Depuis 2010, l'irrigation est une priorité du conseil régional, mais les moyens manquent alors que les investissements sont extrêmement lourds : entre 10 000 et 15 000 €/ha. Le conseil subventionne de nombreux projets de développement avec l'Europe. Son premier plan a permis d'arroser 4 000 ha supplémentaires, portant la surface irriguée à 25 000 ha, soit 11 % du vignoble.
« Le deuxième plan (2014-2020, NDLR) permettra d'irriguer 6 000 ha de plus, alors que les projets déposés portent sur 20 000 ha. L'enveloppe n'est pas suffisante », déplore Claude Jorda, vigneron dans le Roussillon, qui siège au comité de bassin Rhône-Méditerranée.
Au manque d'argent s'ajoutent les obstacles réglementaires.

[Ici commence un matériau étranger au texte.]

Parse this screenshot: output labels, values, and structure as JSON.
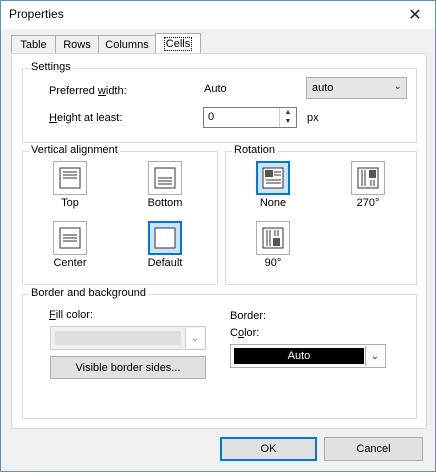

La création de bassins de stockage des pluies hivernales permettrait d'alléger les prélèvements dans les nappes et les rivières tout en fournissant de l'eau à de nouveaux irrigants. Mais, sur ce thème, la ligne politique change avec chaque nouveau ministre de l'Environnement. L'annulation du projet de Sivens, dans le Tarn, a marqué les esprits. Seules les petites retenues sont encore acceptées. « De peur de perdre son temps, plus personne ne monte de projet d'ampleur, bien que la loi n'interdise pas d'en construire », constate Christophe Lafon, chargé de mission irrigation à la chambre d'agriculture d'Occitanie.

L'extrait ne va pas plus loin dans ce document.